Monday, May 13, 2013

A little bit calmer now

Okay, I've settled down a bit after the emotional roller coaster of last week. I've recaptured the sense of forgiveness that had barely had time to blossom before it was . . . interrupted.

I recognize that Ben's new bf was likely the one who initiated the "in a relationship with" status on Facebook. Ben didn't do it, and for all I know he's uncomfortable with how fast the new guy is moving. If our relationship is any indication I'd say that's a likely scenario.

Though I'm not all bitter and resentful anymore I'm still in no hurry to seek friendship so don't worry, that hasn't gone away. I still would like to try someday though. If only to give myself some peace of mind, to know that I tried. I recognize that I need to heal a lot more first.

In the meantime I have learned my lesson. No checking Ben's profile, even if he "likes" or comments on mine (and if he does it again I will probably ask him to refrain for the time being).

I find myself constantly looking up articles about "How to get over your ex," "How to heal from heartbreak," etc. At three and a half months I'm a little concerned about how bad I'm still feeling. I've had not one, but two dreams lately about us being back together (only to wake up to disappointment). However, I try to remind myself several things.

1. This was no run of the mill break-up. It was my first relationship, with a person who I truly loved (and who told me he loved me first), that ended in a blindside and was followed by some rather hurtful behavior on his part. I try to tell myself, "Cut yourself some slack, Cal! Everyone heals at their own rate, and you're a sensitive, trusting guy!
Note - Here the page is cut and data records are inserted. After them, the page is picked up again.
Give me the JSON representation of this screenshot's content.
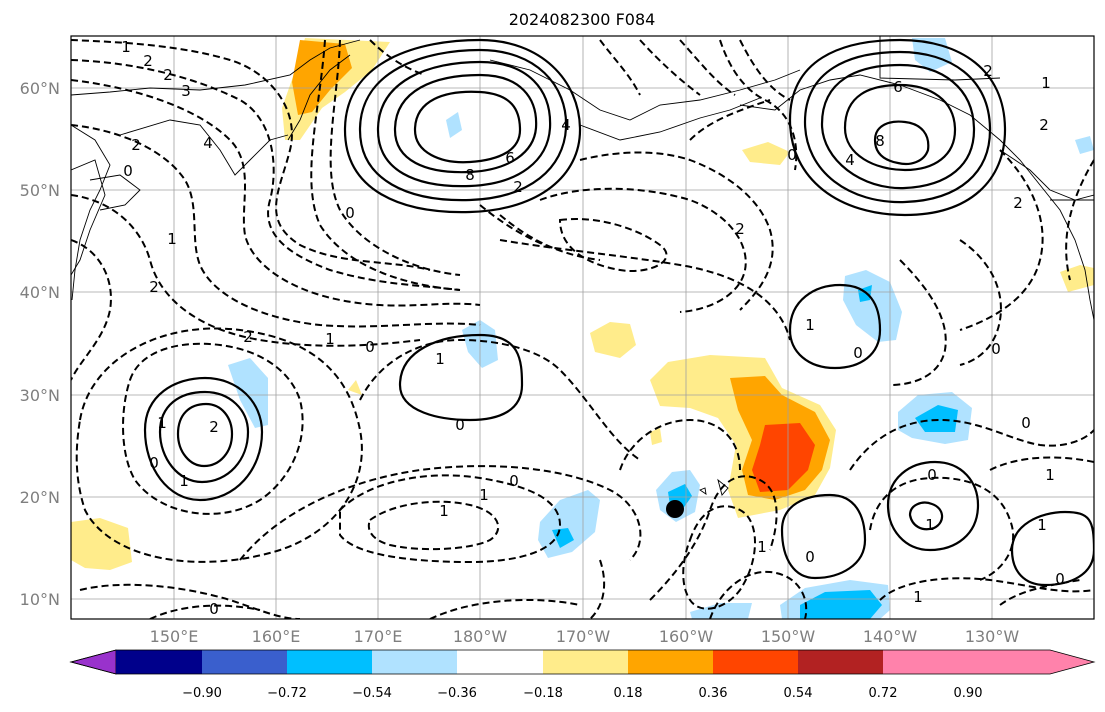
{
  "title": "2024082300 F084",
  "lat_labels": [
    "60°N",
    "50°N",
    "40°N",
    "30°N",
    "20°N",
    "10°N"
  ],
  "lon_labels": [
    "150°E",
    "160°E",
    "170°E",
    "180°W",
    "170°W",
    "160°W",
    "150°W",
    "140°W",
    "130°W"
  ],
  "colorbar": {
    "colors": [
      "#9932cc",
      "#00008b",
      "#3a5fcd",
      "#00bfff",
      "#b0e2ff",
      "#ffffff",
      "#ffec8b",
      "#ffa500",
      "#ff4500",
      "#b22222",
      "#ff82ab"
    ],
    "tick_labels": [
      "−0.90",
      "−0.72",
      "−0.54",
      "−0.36",
      "−0.18",
      "0.18",
      "0.36",
      "0.54",
      "0.72",
      "0.90"
    ]
  },
  "contour_labels": [
    "1",
    "2",
    "2",
    "3",
    "4",
    "2",
    "0",
    "6",
    "8",
    "4",
    "2",
    "6",
    "8",
    "4",
    "0",
    "2",
    "2",
    "1",
    "2",
    "2",
    "1",
    "0",
    "1",
    "0",
    "2",
    "2",
    "0",
    "1",
    "1",
    "0",
    "0",
    "1",
    "0",
    "2",
    "1",
    "0",
    "1",
    "1",
    "0",
    "1",
    "1",
    "0",
    "1",
    "0",
    "0",
    "1",
    "1",
    "0"
  ],
  "marker": "storm-position-marker"
}
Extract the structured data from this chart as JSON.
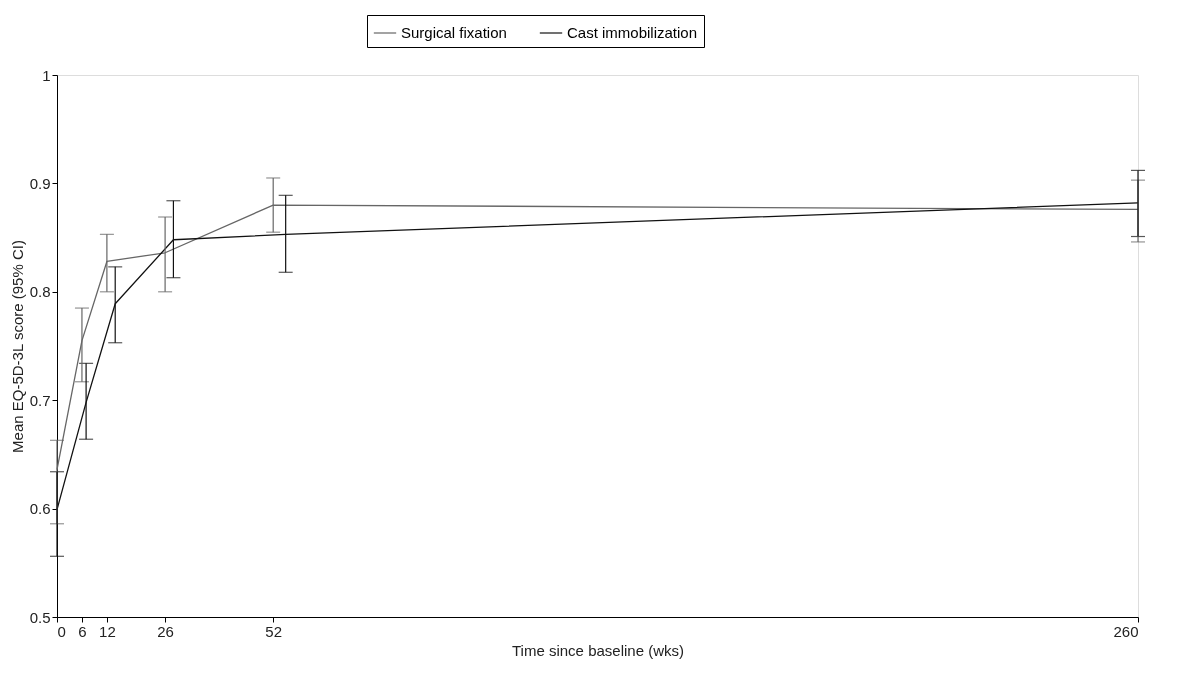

Don't push yourself!"

2. The revelation about Daniel Newguy was just a week ago, so really I'm not JUST recovering from the break-up right now.

Reminding myself of those things helps. Keeping busy does too. I went to a local improv comedy event over the weekend which was a ton of fun. Saw some great shows and participated in some fun workshops.

I'm meeting up with a new guy tomorrow finally, after a two week dating dry spell. He seems really nice, and he's into science (a graduate student). We'll see how that goes. New friend maybe?

This weekend should be exciting. I am trying to connect with the gay community in ways other than online dating. Friday I'm going to go to a meet up of a local LGBT group that a friend invited me to. Saturday I'm going to go to the Pride celebration in Long Beach. This will be my very first Pride (well other than the ones we inadvertently passed by in Europe, haha)

Hanging in there!

1 comment:

fan of casey said...

Keep looking and going forward -- you can't rush the healing process. In time you will see that your happiness is in your hands, not from the validation of others.